June 4, 2015 9:29AM

Excluding China from Military Exercises Would be Short‐​Sighted

Last year China joined the U.S.-led Rim of the Pacific Exercise for the first time. However, Beijing’s role in RIMPAC has become controversial. Senate Armed Services Committee Chairman John McCain recently opined: “I would not have invited them this time because of their bad behavior.”

The Obama administration is conflicted. Bloomberg’s Josh Rogin worried that “so far, China is paying no price for its aggression.” Bonnie Glaser of CSIS suggested using the exercises to threaten the PRC. Patrick Cronin of the Center for a New American Security was less certain, acknowledging benefits of China’s inclusion: “It all depends on what you think RIMPAC should be.”

That is the key question. In part the exercise is about mutually beneficial cooperation for non-military purposes. With the simultaneous growth in commercial traffic and national navies, there likely will be increasing need and opportunity for joint search and rescue, operational safety, anti-piracy patrols, and humanitarian relief.

The question also involves military-military cooperation. Contacts between the Chinese and U.S. navies are few; those between the PRC’s forces and those of countries at odds with Beijing’s territorial claims, such as Japan and the Philippines, are even fewer.

There is value in allowing potential opponents a better assessment of one’s capabilities. Chinese expectations may be more realistic if they have a better sense of what and who they might face, especially the navies of their neighbors, which are expanding and becoming more competent.

Moreover, demystifying the other side makes it harder to demonize one’s potential adversaries. Obviously, even warm personal relationships don’t prevent governments from careening off to war with one another. However, learning that the other side’s military personnel are not devils incarnate might cause leaders to temper the advice they offer in a crisis.

Participation in the exercise also may be viewed as evidence that the U.S. is or is not attempting to contain the PRC. Hence inviting China in last year made American policy look a little less like containment.

Unfortunately, RIMPAC is too small and unimportant to much matter.

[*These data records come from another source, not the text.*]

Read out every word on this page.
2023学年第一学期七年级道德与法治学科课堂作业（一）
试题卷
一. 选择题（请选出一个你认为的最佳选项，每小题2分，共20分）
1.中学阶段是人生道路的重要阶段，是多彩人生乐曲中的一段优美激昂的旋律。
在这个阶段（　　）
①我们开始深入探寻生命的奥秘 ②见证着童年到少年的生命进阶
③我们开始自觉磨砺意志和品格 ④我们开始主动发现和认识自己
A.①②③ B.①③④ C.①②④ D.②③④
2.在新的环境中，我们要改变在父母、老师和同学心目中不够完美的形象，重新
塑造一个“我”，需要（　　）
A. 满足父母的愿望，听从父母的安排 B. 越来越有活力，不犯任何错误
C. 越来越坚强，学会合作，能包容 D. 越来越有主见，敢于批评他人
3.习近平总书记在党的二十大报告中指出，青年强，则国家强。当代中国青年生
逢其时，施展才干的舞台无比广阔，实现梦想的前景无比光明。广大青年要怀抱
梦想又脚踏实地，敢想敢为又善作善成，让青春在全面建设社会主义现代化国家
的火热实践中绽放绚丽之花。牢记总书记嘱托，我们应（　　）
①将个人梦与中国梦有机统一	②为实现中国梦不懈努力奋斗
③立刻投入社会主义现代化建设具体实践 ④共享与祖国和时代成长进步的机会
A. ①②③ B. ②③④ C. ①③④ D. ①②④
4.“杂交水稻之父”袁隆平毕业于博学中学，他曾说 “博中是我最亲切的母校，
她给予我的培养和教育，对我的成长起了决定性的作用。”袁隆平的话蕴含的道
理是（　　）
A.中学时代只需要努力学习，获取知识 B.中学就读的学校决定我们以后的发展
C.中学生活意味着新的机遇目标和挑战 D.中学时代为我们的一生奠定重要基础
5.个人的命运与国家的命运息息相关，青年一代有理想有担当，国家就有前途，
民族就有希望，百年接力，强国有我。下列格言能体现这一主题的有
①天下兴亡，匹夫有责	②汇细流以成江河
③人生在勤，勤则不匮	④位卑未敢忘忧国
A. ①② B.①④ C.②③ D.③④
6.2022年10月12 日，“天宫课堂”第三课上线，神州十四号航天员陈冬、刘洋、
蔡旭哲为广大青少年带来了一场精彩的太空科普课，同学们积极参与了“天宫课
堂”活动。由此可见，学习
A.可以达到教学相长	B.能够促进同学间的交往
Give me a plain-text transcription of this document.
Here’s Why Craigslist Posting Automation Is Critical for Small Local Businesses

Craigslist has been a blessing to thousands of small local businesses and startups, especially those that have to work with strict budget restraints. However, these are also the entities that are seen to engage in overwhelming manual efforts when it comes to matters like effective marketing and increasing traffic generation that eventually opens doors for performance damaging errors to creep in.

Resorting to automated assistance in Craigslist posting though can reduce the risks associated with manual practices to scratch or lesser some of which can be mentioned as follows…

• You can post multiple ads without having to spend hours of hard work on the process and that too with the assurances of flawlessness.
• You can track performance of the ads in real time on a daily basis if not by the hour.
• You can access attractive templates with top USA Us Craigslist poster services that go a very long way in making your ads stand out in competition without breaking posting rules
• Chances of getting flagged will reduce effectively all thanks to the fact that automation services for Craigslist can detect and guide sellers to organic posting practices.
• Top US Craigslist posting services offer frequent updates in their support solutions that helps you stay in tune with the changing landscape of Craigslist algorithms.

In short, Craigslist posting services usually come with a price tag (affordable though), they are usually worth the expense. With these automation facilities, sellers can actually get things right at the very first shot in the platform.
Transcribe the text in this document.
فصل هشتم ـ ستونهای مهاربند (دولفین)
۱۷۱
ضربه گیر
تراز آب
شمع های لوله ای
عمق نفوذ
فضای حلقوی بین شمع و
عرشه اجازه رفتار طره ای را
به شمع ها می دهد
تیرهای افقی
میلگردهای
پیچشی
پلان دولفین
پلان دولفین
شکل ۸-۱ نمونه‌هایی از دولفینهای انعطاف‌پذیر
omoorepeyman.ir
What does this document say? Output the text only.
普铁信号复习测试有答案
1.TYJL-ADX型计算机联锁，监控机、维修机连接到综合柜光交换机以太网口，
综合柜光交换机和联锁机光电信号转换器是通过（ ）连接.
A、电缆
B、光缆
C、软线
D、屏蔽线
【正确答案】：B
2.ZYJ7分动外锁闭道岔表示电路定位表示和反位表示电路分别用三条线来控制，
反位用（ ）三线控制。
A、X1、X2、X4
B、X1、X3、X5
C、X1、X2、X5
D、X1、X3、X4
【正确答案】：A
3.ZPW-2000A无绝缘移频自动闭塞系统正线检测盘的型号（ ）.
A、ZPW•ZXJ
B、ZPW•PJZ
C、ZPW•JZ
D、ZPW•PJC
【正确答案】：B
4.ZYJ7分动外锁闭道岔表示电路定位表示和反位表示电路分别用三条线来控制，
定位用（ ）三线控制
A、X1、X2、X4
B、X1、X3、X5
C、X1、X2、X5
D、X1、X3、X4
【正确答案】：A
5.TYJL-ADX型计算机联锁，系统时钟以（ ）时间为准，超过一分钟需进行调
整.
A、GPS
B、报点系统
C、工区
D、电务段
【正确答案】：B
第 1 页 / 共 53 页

No one who looks at U.S. behavior, and certainly no Chinese official who does so, can believe that Washington is engaged in anything except containment.

Granted, it can be pursued more or less ostentatiously. However, strengthening alliances surrounding China, moving more military forces to the Asia-Pacific, bolstering the militaries of neighboring states, and consistently backing the positions taken by the PRC’s antagonists outweigh an invitation to naval maneuvers every two years.

Finally, participation can be seen as a reward and denial as a punishment for China. Thus, Panda suggests barring Beijing participation so long as it does not respect freedom of navigation. He wrote: “The magnitude is severe enough to condition China’s behavior while not derailing decades of fragile U.S.-China goodwill altogether.”

If all it took to bring to heel America’s looming co-superpower and peer competitor was cancelling its navy out of a nonessential ocean exercise, Washington should have tried that tactic long ago. The PRC likely prefers to join than to sit at the sidelines. However, the benefits remain too small to cause China’s leaders to change fundamental policy objectives.

As I wrote for China-US Focus:  “The PRC is a revisionist power, as America once was. The former will seek to reverse or overturn past geopolitical decisions which it believes to be unfair or unrealistic. Beijing will abandon that course only when the costs of doing so rise sufficiently.”

“Losing” China’s RIMPAC invitation won’t make a difference. In contrast, an increasingly well-armed and well-organized set of neighbors willing to stand up to Chinese bullying would.

“Friendship diplomacy” cannot eliminate ideological differences and geopolitical concerns. Nevertheless, the U.S. and its allies and friends should continue to seek opportunities to invest China in a stable geopolitical order. Doing so won’t be easy, but extending an invitation to RIMPAC next year would be a worthwhile step in the meantime.